Al acabar sus palabras, que ella adornó con una sonrisa, la mediana suspiró y dijo con emoción:
“Sólo el fantasma de mi amor me ha visitado en sueños, y yo le he dicho: ‘¡La paz! ¡Bien venido seas!’”
Pero bien dijo la más joven, recitando como réplica, con palabras más voluptuosas y más dulces:
“Entrego mi alma y mi familia por el rescate de aquel al que todas las noches veo cual compañero de lecho. Su perfume es mejor que el almizcle.”
Después de meditar sobre lo que dijeron y después de haber formado el juicio que había de emitir, no dejé a los entendedores motivo de duda.
Sentencié en el certamen poético a favor de la menor, pues consideré que lo que ella dijo estaba más cerca de la verdad.»
Refiere al-Asmaí: «Entregué la hoja a la joven, y cuando ella subió, miré hacia la casa y vi que estaban bailando y palmoteando, y que había una fiesta. Dije: “No hace falta que siga aquí”. Bajé del banco con la intención de irme; pero la joven me llamó y me dijo: “Siéntate, al-Asmaí”. “¿Quién te informó de que soy al-Asmaí?”, le pregunté. “Jeque —me contestó—, podíamos ignorar tu nombre, pero no podíamos desconocer tu poesía.” Entonces me senté; la puerta se abrió, y salió la primera joven, con un plato de fruta y otro de dulces. Comí fruta y dulces y le di las gracias por lo que había hecho. Quise marcharme, pero la joven me llamó y me dijo: “Al-Asmaí, siéntate”. Levanté la mirada hacia ella y vi una mano rosada en una manga amarilla, y creí que era la luna que asomaba por debajo de las nubes. Arrojó una bolsa que contenía trescientos dinares, y dijo: “Esto es mío. Es un regalo que te hago por tu sentencia”». «¿Por qué —preguntó entonces el Emir de los creyentes— le diste la palma a la más joven?» Y al-Asmaí contestó: «Emir de los creyentes (¡Dios prolongue tu existencia!). La mayor dijo: “Me gusta si durante el sueño visita mi lecho”, y ésta es una posibilidad remota, que depende de una condición que puede realizarse o no.
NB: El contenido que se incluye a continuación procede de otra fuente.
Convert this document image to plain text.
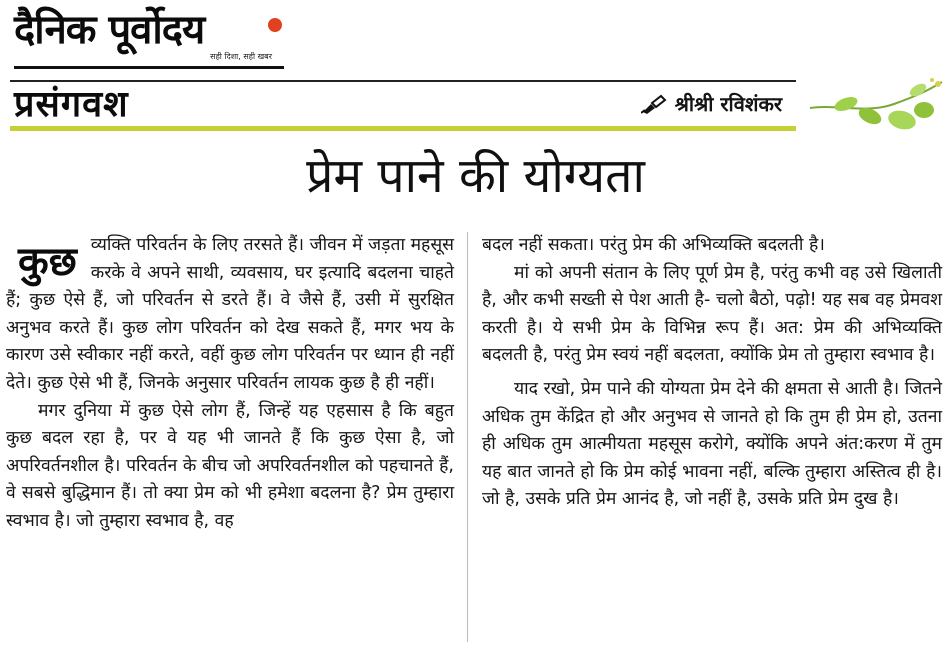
दैनिक पूर्वोदय
सही दिशा, सही खबर
प्रसंगवश	श्रीश्री रविशंकर
प्रेम पाने की योग्यता

कुछ व्यक्ति परिवर्तन के लिए तरसते हैं। जीवन में जड़ता महसूस करके वे अपने साथी, व्यवसाय, घर इत्यादि बदलना चाहते हैं; कुछ ऐसे हैं, जो परिवर्तन से डरते हैं। वे जैसे हैं, उसी में सुरक्षित अनुभव करते हैं। कुछ लोग परिवर्तन को देख सकते हैं, मगर भय के कारण उसे स्वीकार नहीं करते, वहीं कुछ लोग परिवर्तन पर ध्यान ही नहीं देते। कुछ ऐसे भी हैं, जिनके अनुसार परिवर्तन लायक कुछ है ही नहीं।

मगर दुनिया में कुछ ऐसे लोग हैं, जिन्हें यह एहसास है कि बहुत कुछ बदल रहा है, पर वे यह भी जानते हैं कि कुछ ऐसा है, जो अपरिवर्तनशील है। परिवर्तन के बीच जो अपरिवर्तनशील को पहचानते हैं, वे सबसे बुद्धिमान हैं। तो क्या प्रेम को भी हमेशा बदलना है? प्रेम तुम्हारा स्वभाव है। जो तुम्हारा स्वभाव है, वह

बदल नहीं सकता। परंतु प्रेम की अभिव्यक्ति बदलती है।

मां को अपनी संतान के लिए पूर्ण प्रेम है, परंतु कभी वह उसे खिलाती है, और कभी सख्ती से पेश आती है- चलो बैठो, पढ़ो! यह सब वह प्रेमवश करती है। ये सभी प्रेम के विभिन्न रूप हैं। अत: प्रेम की अभिव्यक्ति बदलती है, परंतु प्रेम स्वयं नहीं बदलता, क्योंकि प्रेम तो तुम्हारा स्वभाव है।

याद रखो, प्रेम पाने की योग्यता प्रेम देने की क्षमता से आती है। जितने अधिक तुम केंद्रित हो और अनुभव से जानते हो कि तुम ही प्रेम हो, उतना ही अधिक तुम आत्मीयता महसूस करोगे, क्योंकि अपने अंत:करण में तुम यह बात जानते हो कि प्रेम कोई भावना नहीं, बल्कि तुम्हारा अस्तित्व ही है। जो है, उसके प्रति प्रेम आनंद है, जो नहीं है, उसके प्रति प्रेम दुख है।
En cuanto a la mediana, la sombra de un fantasma pasó ante ella en sueños y ella la saludó. En cambio, la más joven dijo en su verso que había yacido realmente en el lecho de su amor, y que de él respiró alientos mejores que el almizcle, y se declaró dispuesta a rescatar la vida del hombre con la suya y con la de su familia. Ahora bien, se rescata con la propia vida sólo a aquel que nos es más querido que la vida misma». «Bien hiciste, al-Asmaí», contestó el Califa. Y como recompensa por su historia le dio otros trescientos dinares.